Hiram C. Gill (August 23, 1866 – January 7, 1919) was an American lawyer and two-time Mayor of Seattle, Washington, identified with the "open city" politics that advocated toleration of prostitution, alcohol, and gambling.

Gill was born in 1866 in Watertown, Wisconsin. His father, Charles R. Gill, a lawyer and Civil War commander, later served as Wisconsin's attorney general. In 1889 Gill graduated from the University of Wisconsin Law School and moved to Seattle, where he worked first as a waiter at a waterfront restaurant. That June, the Great Seattle Fire reconfigured Seattle. Gill soon became (as he had been during law school) a stenographer in a law firm, entering practice himself in 1892 and soon entering politics as a Republican. As a lawyer, he defended saloonkeepers and brothel owners.

He was elected to the city council in 1898, reelected in 1900, defeated in 1902, but elected again in 1904, after which he held onto his seat, serving three years as council president before running for mayor in 1910 on an "open town" platform.

At that time, the great divide in Seattle politics was between "open town" and "closed town" factions. The town had risen to prosperity by "mining the miners" of the 1897 Klondike Gold Rush, and then became a player in the emerging Pacific trade.

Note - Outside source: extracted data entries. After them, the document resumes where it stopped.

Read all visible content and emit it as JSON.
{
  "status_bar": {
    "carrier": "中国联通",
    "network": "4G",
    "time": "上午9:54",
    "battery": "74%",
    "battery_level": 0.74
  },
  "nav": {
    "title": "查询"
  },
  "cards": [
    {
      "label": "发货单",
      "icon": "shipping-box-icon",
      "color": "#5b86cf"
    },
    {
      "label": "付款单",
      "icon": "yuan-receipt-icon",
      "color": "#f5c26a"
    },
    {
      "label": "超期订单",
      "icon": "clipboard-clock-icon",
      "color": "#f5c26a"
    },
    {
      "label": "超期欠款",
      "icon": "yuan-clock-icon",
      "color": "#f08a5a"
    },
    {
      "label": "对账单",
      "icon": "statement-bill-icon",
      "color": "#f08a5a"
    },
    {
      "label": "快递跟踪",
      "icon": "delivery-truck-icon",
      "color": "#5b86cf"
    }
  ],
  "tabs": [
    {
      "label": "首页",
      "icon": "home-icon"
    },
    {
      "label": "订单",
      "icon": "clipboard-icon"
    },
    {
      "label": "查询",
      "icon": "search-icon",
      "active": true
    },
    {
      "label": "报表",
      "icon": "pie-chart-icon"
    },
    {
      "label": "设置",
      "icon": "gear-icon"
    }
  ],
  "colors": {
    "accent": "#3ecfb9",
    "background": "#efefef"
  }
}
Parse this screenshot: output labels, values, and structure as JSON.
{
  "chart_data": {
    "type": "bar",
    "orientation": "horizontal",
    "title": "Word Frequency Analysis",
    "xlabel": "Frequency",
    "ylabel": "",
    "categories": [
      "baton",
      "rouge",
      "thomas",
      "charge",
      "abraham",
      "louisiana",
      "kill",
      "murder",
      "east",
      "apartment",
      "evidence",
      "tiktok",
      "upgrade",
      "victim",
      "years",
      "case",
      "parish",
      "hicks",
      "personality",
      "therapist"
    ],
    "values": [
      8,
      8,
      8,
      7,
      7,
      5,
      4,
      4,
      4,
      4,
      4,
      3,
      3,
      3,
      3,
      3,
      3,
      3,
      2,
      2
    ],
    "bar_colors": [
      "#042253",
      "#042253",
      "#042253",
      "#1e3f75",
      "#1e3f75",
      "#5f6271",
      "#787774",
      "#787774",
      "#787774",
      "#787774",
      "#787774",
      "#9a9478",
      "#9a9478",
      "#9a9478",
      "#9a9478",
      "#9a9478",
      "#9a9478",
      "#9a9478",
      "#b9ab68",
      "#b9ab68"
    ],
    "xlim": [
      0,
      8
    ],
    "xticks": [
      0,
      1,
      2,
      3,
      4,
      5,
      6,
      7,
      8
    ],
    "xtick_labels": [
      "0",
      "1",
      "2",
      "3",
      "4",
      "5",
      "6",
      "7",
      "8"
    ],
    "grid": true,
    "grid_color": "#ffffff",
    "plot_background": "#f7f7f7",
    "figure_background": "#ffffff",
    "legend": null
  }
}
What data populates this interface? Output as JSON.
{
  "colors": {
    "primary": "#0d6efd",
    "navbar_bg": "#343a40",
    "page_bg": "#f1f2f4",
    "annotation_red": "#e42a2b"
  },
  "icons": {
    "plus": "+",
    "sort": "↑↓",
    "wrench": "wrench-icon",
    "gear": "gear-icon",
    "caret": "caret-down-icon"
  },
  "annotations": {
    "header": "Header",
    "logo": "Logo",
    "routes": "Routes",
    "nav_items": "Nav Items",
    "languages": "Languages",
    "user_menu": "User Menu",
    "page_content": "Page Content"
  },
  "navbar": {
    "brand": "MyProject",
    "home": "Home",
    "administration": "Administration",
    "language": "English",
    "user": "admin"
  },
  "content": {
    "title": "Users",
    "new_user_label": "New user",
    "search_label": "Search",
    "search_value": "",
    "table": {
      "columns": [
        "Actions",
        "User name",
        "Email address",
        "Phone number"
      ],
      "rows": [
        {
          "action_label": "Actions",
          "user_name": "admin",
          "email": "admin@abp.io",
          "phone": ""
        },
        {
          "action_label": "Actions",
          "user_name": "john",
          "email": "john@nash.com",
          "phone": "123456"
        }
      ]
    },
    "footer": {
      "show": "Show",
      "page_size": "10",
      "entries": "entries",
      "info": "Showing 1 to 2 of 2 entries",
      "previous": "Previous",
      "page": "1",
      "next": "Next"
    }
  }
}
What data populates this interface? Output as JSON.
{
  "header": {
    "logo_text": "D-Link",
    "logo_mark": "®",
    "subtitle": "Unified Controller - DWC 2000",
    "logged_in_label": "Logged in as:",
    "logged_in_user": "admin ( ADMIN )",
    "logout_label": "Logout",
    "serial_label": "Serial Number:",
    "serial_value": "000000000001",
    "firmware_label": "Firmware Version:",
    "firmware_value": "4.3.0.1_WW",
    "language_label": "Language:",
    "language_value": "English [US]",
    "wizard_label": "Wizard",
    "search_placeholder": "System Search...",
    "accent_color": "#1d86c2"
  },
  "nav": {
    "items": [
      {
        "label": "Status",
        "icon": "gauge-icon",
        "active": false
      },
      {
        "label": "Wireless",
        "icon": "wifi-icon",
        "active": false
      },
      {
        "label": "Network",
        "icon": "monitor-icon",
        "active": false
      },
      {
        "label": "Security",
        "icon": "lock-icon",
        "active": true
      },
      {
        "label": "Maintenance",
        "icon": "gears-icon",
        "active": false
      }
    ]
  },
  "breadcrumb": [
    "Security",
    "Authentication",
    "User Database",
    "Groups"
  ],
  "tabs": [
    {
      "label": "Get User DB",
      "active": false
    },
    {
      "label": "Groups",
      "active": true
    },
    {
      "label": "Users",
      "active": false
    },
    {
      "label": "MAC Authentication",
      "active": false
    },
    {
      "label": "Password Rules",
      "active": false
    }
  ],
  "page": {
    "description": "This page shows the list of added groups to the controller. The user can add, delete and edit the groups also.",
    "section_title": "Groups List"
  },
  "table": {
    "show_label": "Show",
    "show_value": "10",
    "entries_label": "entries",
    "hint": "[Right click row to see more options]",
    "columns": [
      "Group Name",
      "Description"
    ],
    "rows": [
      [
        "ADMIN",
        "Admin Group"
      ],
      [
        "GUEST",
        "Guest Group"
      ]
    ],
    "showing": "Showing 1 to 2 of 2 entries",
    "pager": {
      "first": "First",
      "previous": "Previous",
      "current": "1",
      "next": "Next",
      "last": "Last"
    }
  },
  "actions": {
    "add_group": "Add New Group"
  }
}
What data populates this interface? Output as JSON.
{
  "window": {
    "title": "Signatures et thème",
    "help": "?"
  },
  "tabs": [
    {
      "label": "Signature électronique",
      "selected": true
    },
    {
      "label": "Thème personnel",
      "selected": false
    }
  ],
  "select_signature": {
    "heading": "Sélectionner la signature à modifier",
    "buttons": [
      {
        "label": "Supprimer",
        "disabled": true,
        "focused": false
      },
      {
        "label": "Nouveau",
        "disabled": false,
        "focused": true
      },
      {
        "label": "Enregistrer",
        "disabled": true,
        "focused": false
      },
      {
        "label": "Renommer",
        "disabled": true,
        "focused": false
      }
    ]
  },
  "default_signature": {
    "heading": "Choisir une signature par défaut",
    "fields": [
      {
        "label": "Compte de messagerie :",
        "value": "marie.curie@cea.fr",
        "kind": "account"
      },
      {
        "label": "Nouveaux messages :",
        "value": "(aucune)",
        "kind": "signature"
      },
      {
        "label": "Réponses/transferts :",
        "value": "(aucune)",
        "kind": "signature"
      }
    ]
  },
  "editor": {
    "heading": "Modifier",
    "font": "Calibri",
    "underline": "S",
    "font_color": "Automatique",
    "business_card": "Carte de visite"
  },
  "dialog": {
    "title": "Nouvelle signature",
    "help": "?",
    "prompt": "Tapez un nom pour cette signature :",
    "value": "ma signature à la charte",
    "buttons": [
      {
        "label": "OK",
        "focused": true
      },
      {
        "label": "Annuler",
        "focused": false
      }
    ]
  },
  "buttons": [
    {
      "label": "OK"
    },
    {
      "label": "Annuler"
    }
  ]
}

A prosperity based on miners and maritime trade inevitably carved out a large role for brothels, bars, and gambling dens. Open town advocates like Gill and Seattle Times publisher Alden J. Blethen argued for the economic benefits of an "open town" while trying to keep these "vices" mostly confined to the area below Yesler Way, a major east-west road through what is now known as Pioneer Square. One of the most prominent figures on the other side of the debate was Presbyterian minister Mark Matthews, who already in 1905 had faced off against Gill, accusing him of "condoning vice"; other opponents included other church groups, but also progressives, prohibitionists, and women's suffragists.